Cuando la realidad duele tanto, la huida hacia la ficción es casi inevitable. Las primeras imágenes de Cho ofrecidas por la televisión, nada más conocerse su identidad, mostraban un rostro manso, sereno, un ser anónimo del que sólo se sabía el nombre y la edad. La transformación sufrida por el estudiante de inglés, ataviado con ropa de combate, con mirada salvaje, apuntando sus armas hacia la cámara que él mismo situó para tener su mejor plano, evocan el dramático cambio sufrido por Robert de Niro en su papel en Taxi Driver en 1976. El personaje Travis Bickle enloqueció contra la corrupción moral del mundo como parece que lo hizo Cho. De Niro utiliza en un plano final sus dedos ensangrentados para dispararse ficticia-mente en la cabeza. Cho lo hace con una de las pistolas que utilizó en su venganza contra la humanidad.

Siempre parecía enfadado. David Schott, quien se graduó en 2003 en el mismo instituto que lo hizo Cho, el Westfield High de Centreville, asegura que los chicos intentaban acercarse a él pero que éste siempre se mostraba huidizo. "Las pocas veces que hablaba, lo hacía tan bajito y para sí mismo que era imposible entenderle", dice Schott.

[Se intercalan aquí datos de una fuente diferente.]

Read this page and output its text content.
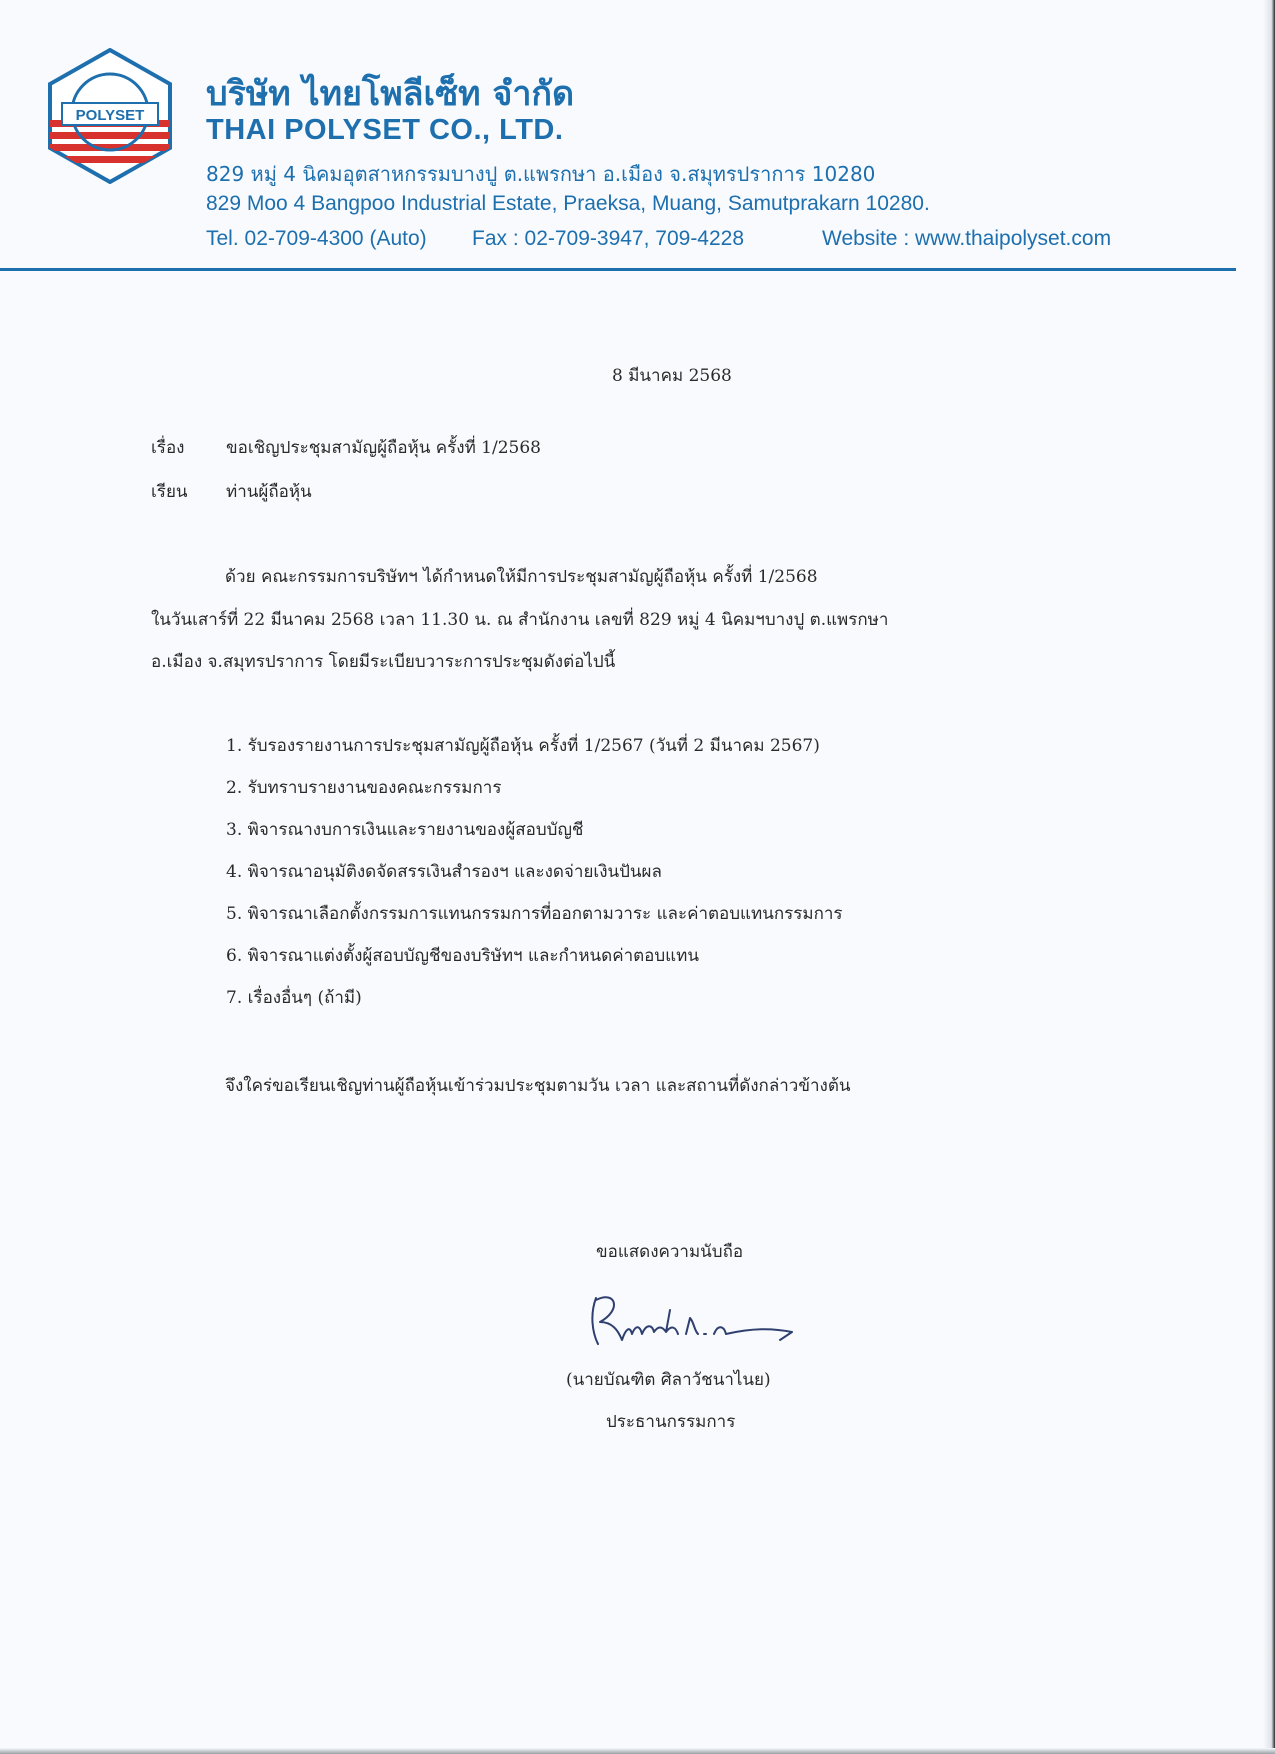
POLYSET
บริษัท ไทยโพลีเซ็ท จำกัด
THAI POLYSET CO., LTD.
829 หมู่ 4 นิคมอุตสาหกรรมบางปู ต.แพรกษา อ.เมือง จ.สมุทรปราการ 10280
829 Moo 4 Bangpoo Industrial Estate, Praeksa, Muang, Samutprakarn 10280.
Tel. 02-709-4300 (Auto) Fax : 02-709-3947, 709-4228	Website : www.thaipolyset.com
8 มีนาคม 2568
เรื่อง ขอเชิญประชุมสามัญผู้ถือหุ้น ครั้งที่ 1/2568
เรียน ท่านผู้ถือหุ้น
ด้วย คณะกรรมการบริษัทฯ ได้กำหนดให้มีการประชุมสามัญผู้ถือหุ้น ครั้งที่ 1/2568
ในวันเสาร์ที่ 22 มีนาคม 2568 เวลา 11.30 น. ณ สำนักงาน เลขที่ 829 หมู่ 4 นิคมฯบางปู ต.แพรกษา
อ.เมือง จ.สมุทรปราการ โดยมีระเบียบวาระการประชุมดังต่อไปนี้
1. รับรองรายงานการประชุมสามัญผู้ถือหุ้น ครั้งที่ 1/2567 (วันที่ 2 มีนาคม 2567)
2. รับทราบรายงานของคณะกรรมการ
3. พิจารณางบการเงินและรายงานของผู้สอบบัญชี
4. พิจารณาอนุมัติงดจัดสรรเงินสำรองฯ และงดจ่ายเงินปันผล
5. พิจารณาเลือกตั้งกรรมการแทนกรรมการที่ออกตามวาระ และค่าตอบแทนกรรมการ
6. พิจารณาแต่งตั้งผู้สอบบัญชีของบริษัทฯ และกำหนดค่าตอบแทน
7. เรื่องอื่นๆ (ถ้ามี)
จึงใคร่ขอเรียนเชิญท่านผู้ถือหุ้นเข้าร่วมประชุมตามวัน เวลา และสถานที่ดังกล่าวข้างต้น
ขอแสดงความนับถือ
(นายบัณฑิต ศิลาวัชนาไนย)
ประธานกรรมการ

Otro estudiante del instituto recuerda: "No le oí más de 50 palabras, todas en respuestas a preguntas en clase", relata John Dantonio.

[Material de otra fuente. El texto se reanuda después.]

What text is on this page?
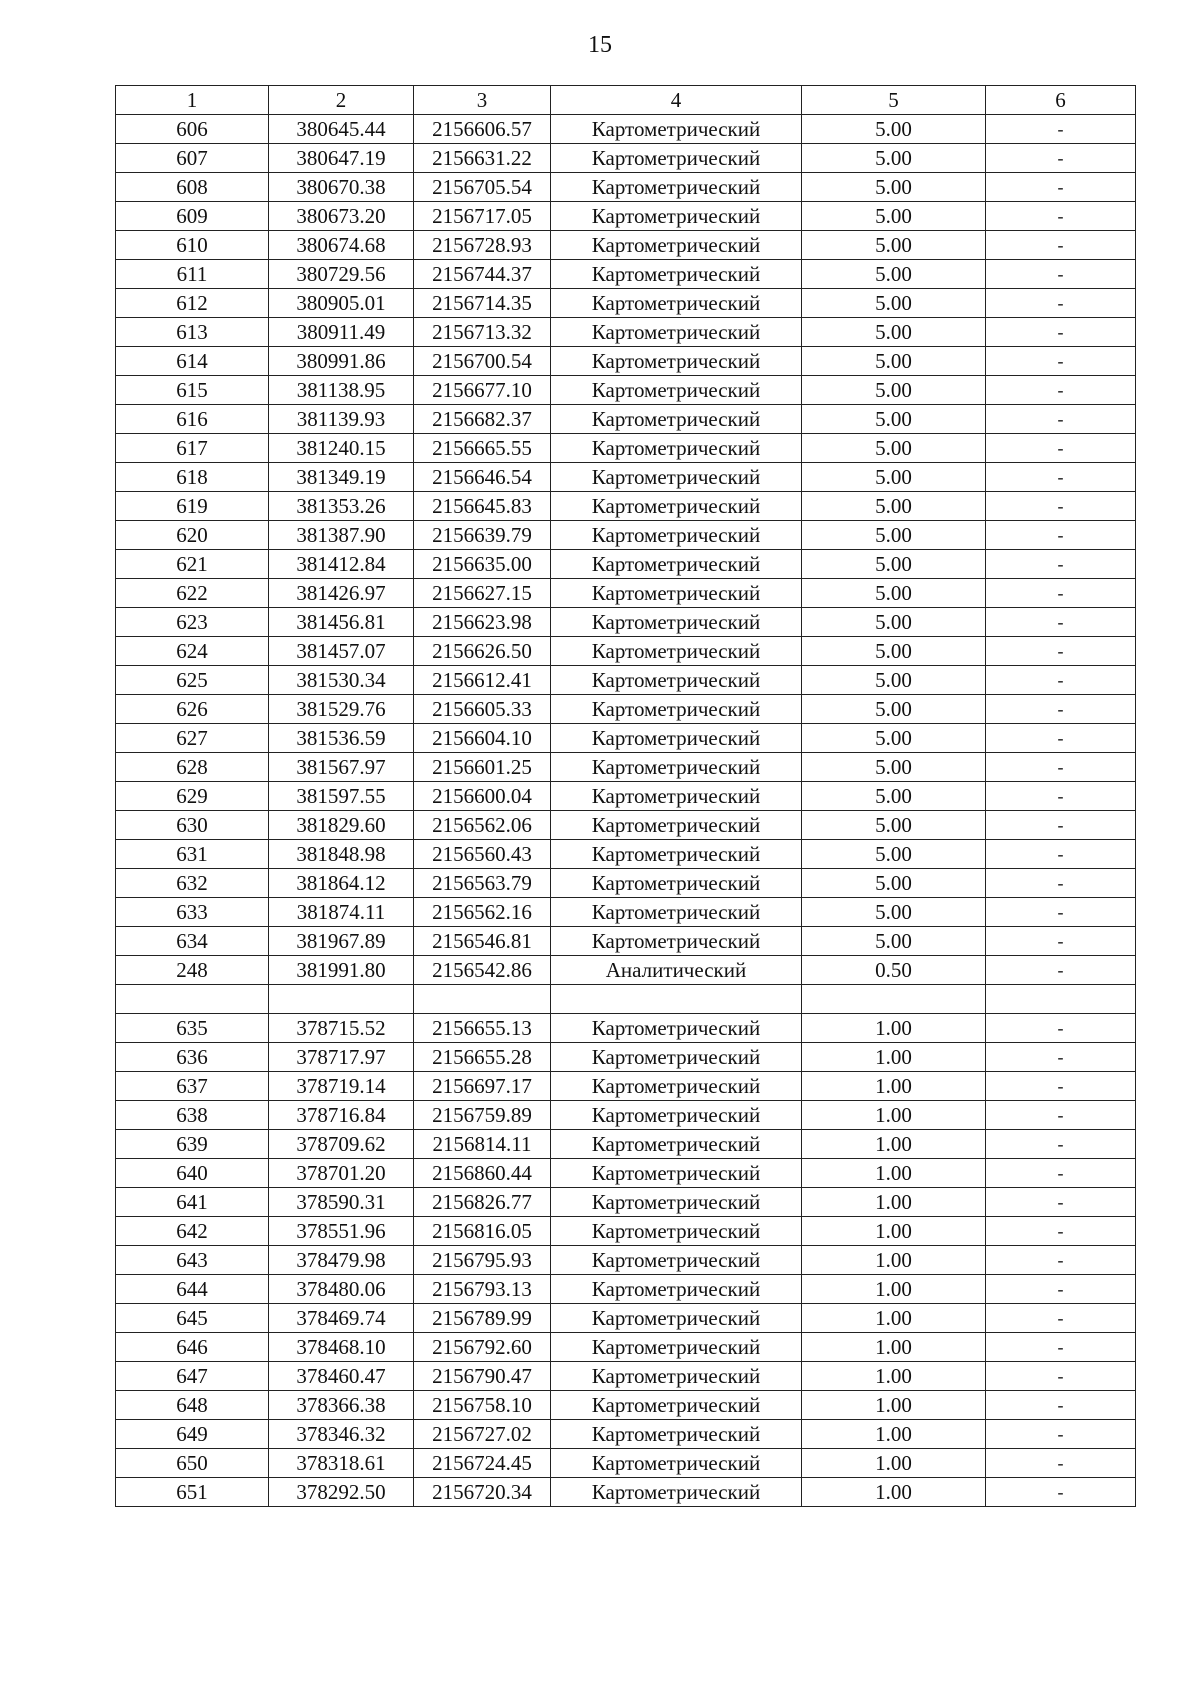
15
1	2	3	4	5	6
606	380645.44	2156606.57	Картометрический	5.00	-
607	380647.19	2156631.22	Картометрический	5.00	-
608	380670.38	2156705.54	Картометрический	5.00	-
609	380673.20	2156717.05	Картометрический	5.00	-
610	380674.68	2156728.93	Картометрический	5.00	-
611	380729.56	2156744.37	Картометрический	5.00	-
612	380905.01	2156714.35	Картометрический	5.00	-
613	380911.49	2156713.32	Картометрический	5.00	-
614	380991.86	2156700.54	Картометрический	5.00	-
615	381138.95	2156677.10	Картометрический	5.00	-
616	381139.93	2156682.37	Картометрический	5.00	-
617	381240.15	2156665.55	Картометрический	5.00	-
618	381349.19	2156646.54	Картометрический	5.00	-
619	381353.26	2156645.83	Картометрический	5.00	-
620	381387.90	2156639.79	Картометрический	5.00	-
621	381412.84	2156635.00	Картометрический	5.00	-
622	381426.97	2156627.15	Картометрический	5.00	-
623	381456.81	2156623.98	Картометрический	5.00	-
624	381457.07	2156626.50	Картометрический	5.00	-
625	381530.34	2156612.41	Картометрический	5.00	-
626	381529.76	2156605.33	Картометрический	5.00	-
627	381536.59	2156604.10	Картометрический	5.00	-
628	381567.97	2156601.25	Картометрический	5.00	-
629	381597.55	2156600.04	Картометрический	5.00	-
630	381829.60	2156562.06	Картометрический	5.00	-
631	381848.98	2156560.43	Картометрический	5.00	-
632	381864.12	2156563.79	Картометрический	5.00	-
633	381874.11	2156562.16	Картометрический	5.00	-
634	381967.89	2156546.81	Картометрический	5.00	-
248	381991.80	2156542.86	Аналитический	0.50	-

635	378715.52	2156655.13	Картометрический	1.00	-
636	378717.97	2156655.28	Картометрический	1.00	-
637	378719.14	2156697.17	Картометрический	1.00	-
638	378716.84	2156759.89	Картометрический	1.00	-
639	378709.62	2156814.11	Картометрический	1.00	-
640	378701.20	2156860.44	Картометрический	1.00	-
641	378590.31	2156826.77	Картометрический	1.00	-
642	378551.96	2156816.05	Картометрический	1.00	-
643	378479.98	2156795.93	Картометрический	1.00	-
644	378480.06	2156793.13	Картометрический	1.00	-
645	378469.74	2156789.99	Картометрический	1.00	-
646	378468.10	2156792.60	Картометрический	1.00	-
647	378460.47	2156790.47	Картометрический	1.00	-
648	378366.38	2156758.10	Картометрический	1.00	-
649	378346.32	2156727.02	Картометрический	1.00	-
650	378318.61	2156724.45	Картометрический	1.00	-
651	378292.50	2156720.34	Картометрический	1.00	-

"Vosotros me habéis empujado a hacer esto" fue la excusa de Cho, de 23 años, para cometer 32 asesinatos a sangre fría y dejar casi el mismo número de heridos, uno de ellos en estado grave. Con tendencias suicidas, el joven surcoreano tuvo más fácil comprar dos pistolas semiautomáticas que una caja de pastillas para tratar su mal, cualquiera que fuera. Para las píldoras Cho hubiera necesitado la receta de un médico. Para las armas le valió con una tarjeta de crédito, un carné de identidad y una chequera que confirmara su nombre y dirección.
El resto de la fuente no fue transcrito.